Diagnostic Testing – before 3 months of age
Some babies need follow-up testing after being rescreened. Those babies will be referred to an audiologist to receive diagnostic testing. This test will confirm your baby's hearing level and determine whether or not they have hearing loss.
Early Intervention – before 6 months of age
Babies who are diagnosed as deaf or hard of hearing will be referred to support and early intervention services. The EHDI program will link you to services that can help you in this process. The organizations listed in the next section will reach out to you to provide support and guidance.

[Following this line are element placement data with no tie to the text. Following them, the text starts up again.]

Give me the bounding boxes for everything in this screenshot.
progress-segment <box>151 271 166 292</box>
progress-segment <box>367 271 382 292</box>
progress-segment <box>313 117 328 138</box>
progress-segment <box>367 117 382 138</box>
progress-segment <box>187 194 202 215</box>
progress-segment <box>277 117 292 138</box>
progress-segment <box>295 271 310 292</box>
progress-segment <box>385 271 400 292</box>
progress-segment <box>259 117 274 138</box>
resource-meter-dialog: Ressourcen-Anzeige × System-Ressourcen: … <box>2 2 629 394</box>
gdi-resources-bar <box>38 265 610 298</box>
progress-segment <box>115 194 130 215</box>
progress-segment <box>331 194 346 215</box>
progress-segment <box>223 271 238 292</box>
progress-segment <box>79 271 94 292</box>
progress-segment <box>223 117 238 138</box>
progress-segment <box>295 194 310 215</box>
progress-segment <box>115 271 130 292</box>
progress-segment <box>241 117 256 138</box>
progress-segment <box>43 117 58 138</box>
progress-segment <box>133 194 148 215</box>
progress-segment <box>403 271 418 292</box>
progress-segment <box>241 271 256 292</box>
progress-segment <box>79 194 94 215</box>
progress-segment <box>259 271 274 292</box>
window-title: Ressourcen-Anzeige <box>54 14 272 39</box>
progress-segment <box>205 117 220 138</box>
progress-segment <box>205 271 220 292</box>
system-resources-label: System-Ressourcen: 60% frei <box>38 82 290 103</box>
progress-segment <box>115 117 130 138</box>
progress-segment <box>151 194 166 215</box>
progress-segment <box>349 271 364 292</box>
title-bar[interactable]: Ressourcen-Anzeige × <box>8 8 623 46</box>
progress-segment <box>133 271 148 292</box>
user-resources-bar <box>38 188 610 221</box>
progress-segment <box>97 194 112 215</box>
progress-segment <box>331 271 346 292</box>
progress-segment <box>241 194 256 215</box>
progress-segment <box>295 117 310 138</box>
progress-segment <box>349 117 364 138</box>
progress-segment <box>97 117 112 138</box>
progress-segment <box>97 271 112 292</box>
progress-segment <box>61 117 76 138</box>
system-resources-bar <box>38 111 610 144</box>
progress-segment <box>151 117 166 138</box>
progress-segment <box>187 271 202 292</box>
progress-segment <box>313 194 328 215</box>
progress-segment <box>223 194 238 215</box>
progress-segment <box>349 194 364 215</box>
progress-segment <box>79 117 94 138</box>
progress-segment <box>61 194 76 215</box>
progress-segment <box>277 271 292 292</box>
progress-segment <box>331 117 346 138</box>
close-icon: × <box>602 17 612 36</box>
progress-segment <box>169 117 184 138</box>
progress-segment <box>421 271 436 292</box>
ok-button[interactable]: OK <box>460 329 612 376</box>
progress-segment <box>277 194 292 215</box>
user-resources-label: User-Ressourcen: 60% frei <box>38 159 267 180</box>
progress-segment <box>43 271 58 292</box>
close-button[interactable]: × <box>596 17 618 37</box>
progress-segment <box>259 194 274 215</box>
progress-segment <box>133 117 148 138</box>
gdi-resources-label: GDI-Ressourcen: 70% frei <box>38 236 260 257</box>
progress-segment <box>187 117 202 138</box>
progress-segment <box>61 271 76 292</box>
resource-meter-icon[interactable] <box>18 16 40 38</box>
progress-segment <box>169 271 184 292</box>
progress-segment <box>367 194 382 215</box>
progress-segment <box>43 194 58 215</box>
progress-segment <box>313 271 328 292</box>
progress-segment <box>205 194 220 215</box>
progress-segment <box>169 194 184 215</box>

Click here to see our resource for families with a child diagnosed as deaf or hard of hearing (Su Bebe Ha Sido Diagnosticado Con Perdida Auditiva) and this resource for families with a child diagnosed as deaf or hard of hearing in one ear.
Click here to see our Communication Options Guide to start exploring the different ways deaf and hard of hearing children can learn how to communicate.
If at any point you become concerned about your child’s hearing, talk with your pediatrician and let them know that you would like your child to have another hearing screening. Use these milestones to see if your child is on track.
For Families of Babies Diagnosed as Deaf or Hard of Hearing
For families whose baby is diagnosed as deaf or hard of hearing, we are able to provide some great resources and support services to help guide you through this process. Upon diagnosis, the following organizations will reach out to you:
- Parent Pupil Education Program (PPEP) – A specialized early intervention service for families with children who are deaf or hard of hearing.
- Louisiana Hands and Voices Guide by Your Side – Receive family-to-family support from a trained parent guide that will listen and share their story with you.
- EarlySteps – EarlySteps will help you decide what type of services your child needs and link you with providers that will help your child learn new language and communication skills.
Visit our Additional Resources page for resources to help you decide how you and your family want to communicate. The page has resources related to Listening and Spoken Language, American Sign Language, Cued Speech and Total Communication.
Early intervention is the heart of the Early Hearing Detection and Intervention (EHDI) program. If your child was recently diagnosed as deaf or hard or hearing, EHDI will link you to providers that will help create an individualized plan for your family. The plan will include services and resources that will help your baby develop their language and communication skills to keep their development on track.
The partnership between parents and providers will focus on meeting everyone in the family’s needs (siblings, grandparents, etc.) so that your baby can communicate and bond with as many people as possible. The sooner a child starts early intervention, the better their language and communication skills can be. Early intervention professionals are trained in a variety of disciplines and include:
- Speech/Language Pathologists (SLP): A SLP will help your child with language development whether that be spoken language or sign language.
- Audiologists: Audiologists can identify your baby’s hearing level, fit them for hearing aids, and program cochlear implants.
- Deaf Educators: A deaf educator understands how deaf or hard of hearing children learn and will teach you and your baby skills to help promote language, communication, and listening.
- Early Childhood Specialists: These specialists will help create a plan for your child and family and make sure you have access to resources and services that will help your baby learn and grow.